OK, my first post, apologies in advance for URL hieroglyphics, small pix, jpg encriptions and whatever else ???.....
Last month my wife was in a week long conference in Brussels, my mom was visiting from PA, and with a few phone calls to some hockey parents I was able to align my schedule with the cosmos to create a three day window to ride up to and around Brussels. Most of my riding up to this point has been in the Alps, Italy, France and Spain so I was happy to go somewhere new. After checking the maps, I decided that on my way up, I'd follow the Meuse river. It felt odd removing the stove, cookware and all camping gear from the bag liners as my plan was to stay with my wife at her hotel. I liked traveling light and will continue to pare down what I bring. I ecspecially liked the increased visibility in my mirrors with no trunk case or tents/sleeping bags. I left my house near Nyon, Switzerland and took a beautiful road 1km from my house that goes up and over the Jura mountains, entering France at La Cure. Continuing along N5 through Morez, Champagnole, Poligny, and on to D75 and then on to D67 where I made my first stop. Yes, from this picture you can tell I'm a map guy and not a GPS guy as my path was blocked by a river
At Montigny-le-Roi I took D74 north and eventually found the Meuse River near St. Thiebaut
view to the north
view to the south
yes, it was really that beautiful and I could've broke out the easel, paints, and canvas but I had about 10 more hours to ride so I settled for a few pix.

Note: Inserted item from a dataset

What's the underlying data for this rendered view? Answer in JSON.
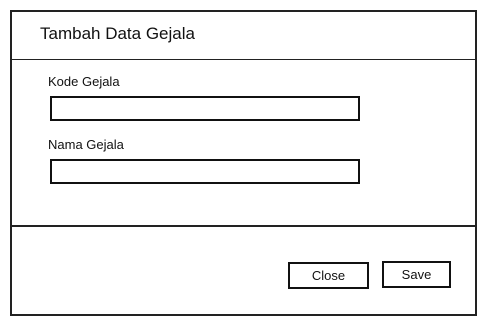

later on I came through a small town with this great statue of Joan of Arc
Here's a shot from inside a walled city... tight streets, and yes, trucks and buses use these same roads.

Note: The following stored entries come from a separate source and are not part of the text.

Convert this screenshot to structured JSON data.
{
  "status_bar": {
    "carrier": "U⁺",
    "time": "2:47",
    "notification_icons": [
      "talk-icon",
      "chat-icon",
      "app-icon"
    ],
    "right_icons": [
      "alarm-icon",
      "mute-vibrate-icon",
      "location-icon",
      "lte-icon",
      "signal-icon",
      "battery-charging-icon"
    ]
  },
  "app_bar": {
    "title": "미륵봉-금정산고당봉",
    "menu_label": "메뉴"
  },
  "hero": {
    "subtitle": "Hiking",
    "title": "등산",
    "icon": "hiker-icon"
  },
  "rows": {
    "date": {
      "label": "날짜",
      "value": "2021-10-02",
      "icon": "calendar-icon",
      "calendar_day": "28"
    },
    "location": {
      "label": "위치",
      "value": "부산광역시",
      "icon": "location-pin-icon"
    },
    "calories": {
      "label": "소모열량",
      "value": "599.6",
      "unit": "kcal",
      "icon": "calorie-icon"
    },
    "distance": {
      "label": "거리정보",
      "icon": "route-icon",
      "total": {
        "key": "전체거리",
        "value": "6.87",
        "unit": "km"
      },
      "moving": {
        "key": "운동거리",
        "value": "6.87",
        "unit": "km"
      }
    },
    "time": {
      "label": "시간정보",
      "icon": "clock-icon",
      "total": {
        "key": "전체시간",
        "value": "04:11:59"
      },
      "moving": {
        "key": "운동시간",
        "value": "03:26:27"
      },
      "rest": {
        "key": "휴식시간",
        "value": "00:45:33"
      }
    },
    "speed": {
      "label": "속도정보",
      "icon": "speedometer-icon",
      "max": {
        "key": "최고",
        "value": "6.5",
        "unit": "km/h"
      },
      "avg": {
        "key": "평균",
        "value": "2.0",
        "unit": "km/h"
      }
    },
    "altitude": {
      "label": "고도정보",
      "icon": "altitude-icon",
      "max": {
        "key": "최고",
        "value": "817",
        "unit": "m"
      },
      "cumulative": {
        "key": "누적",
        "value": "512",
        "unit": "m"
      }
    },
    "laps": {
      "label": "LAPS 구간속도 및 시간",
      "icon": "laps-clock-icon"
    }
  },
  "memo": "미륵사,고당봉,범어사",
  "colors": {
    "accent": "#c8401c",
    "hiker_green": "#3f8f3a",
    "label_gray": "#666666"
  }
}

I rarely eat in restaurants when touring because the restuarant culture of Europe is WAY different and if you sit down to eat, you can expect to be there for an hour. With nice roads and new things to do, see, eat, and drink, it's hard for me to sit that long unless it's hailing. So, typically, this is the way I stop at mealtime.
I continued along the Meuse eventually passing through Verdun. Near Douzy I stopped for a map break as I was running out of daylight and would have to hook up with the autoroute before long. This is near the France/Belgium frontier (as they call it). It really reminded me of the terrain where I grew up, in Lancaster, PA. Rolling hills, farmland, and deciduous forest.

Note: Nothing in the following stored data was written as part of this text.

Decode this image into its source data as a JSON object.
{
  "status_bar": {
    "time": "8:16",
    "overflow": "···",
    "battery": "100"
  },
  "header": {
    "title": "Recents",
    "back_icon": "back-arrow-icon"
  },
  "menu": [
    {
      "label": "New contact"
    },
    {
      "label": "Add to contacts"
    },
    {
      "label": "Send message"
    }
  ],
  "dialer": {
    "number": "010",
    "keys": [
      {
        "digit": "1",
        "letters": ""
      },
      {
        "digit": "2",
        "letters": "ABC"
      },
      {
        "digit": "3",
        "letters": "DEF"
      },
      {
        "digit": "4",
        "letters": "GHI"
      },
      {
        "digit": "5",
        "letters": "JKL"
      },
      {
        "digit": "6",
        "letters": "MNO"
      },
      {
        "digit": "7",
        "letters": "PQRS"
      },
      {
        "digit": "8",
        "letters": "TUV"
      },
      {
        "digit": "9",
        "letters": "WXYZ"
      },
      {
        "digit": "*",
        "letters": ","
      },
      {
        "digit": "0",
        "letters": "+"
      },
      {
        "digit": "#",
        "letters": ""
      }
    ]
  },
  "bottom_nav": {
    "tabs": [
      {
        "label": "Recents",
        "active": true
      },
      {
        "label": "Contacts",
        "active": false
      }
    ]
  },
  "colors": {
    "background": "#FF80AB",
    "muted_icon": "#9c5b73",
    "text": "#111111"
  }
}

I hooked up with the autoroute and made my way through a cool city called Charleville. I would have liked to stop but I still had at least two hours to go so on I pushed.
My last stop before Brussels.
End of day one>840km.
The next day my wife had a team dinner so I was free until about 9:00 pm. I was really undecided about where to go. If I went east, I could go to Dunkirk and see where the largest(?) military evacuation ever took place during WWII. If I went north west, I could get to Holland and ride around some cool islands and peninsulas that jut into the north sea. Both directions had their advantages and I didn't know which way to go, yes, it was the Belgian Waffle. So, from the title of this post, you know that Holland won out. In 04 I met some hockey players from Holland on line and we made a team that played in a tourney in Vancouver. The next year the captain organized a tourney in Holland and I flew over with some teammates and we had a blast. So, I left the hotel with empty panniers and a tankbag. It was incredibly foggy and I got out of the city traffic, which is quite bad near the airport where the hotel is, and meandered through one small Belgian town after another, basically heading in a north east direction. The fog never really cleared until I got into Holland. My goal, like every other tourist, was to find some real windmills. My map had windmill icons so north of Antwerp I headed out A58 onto a peninsula. These pictures were taken near Wemeldinge
and then there were these ferocious antlered beasts guarding the grounds
I rode along the levee roads and then I came across the last thing anyone would expect to see in someones backyard in Holland
as I was leaving, I saw that there was a 7 foot tall ostrich in the next pen...... the next town had some nice neighborhoods on the water.
According to my map, there was a ferry at the end of the peninsula that would save me about two hours of riding. It turns out the ferry was for people and bicycles. I stopped for a break at the waters edge.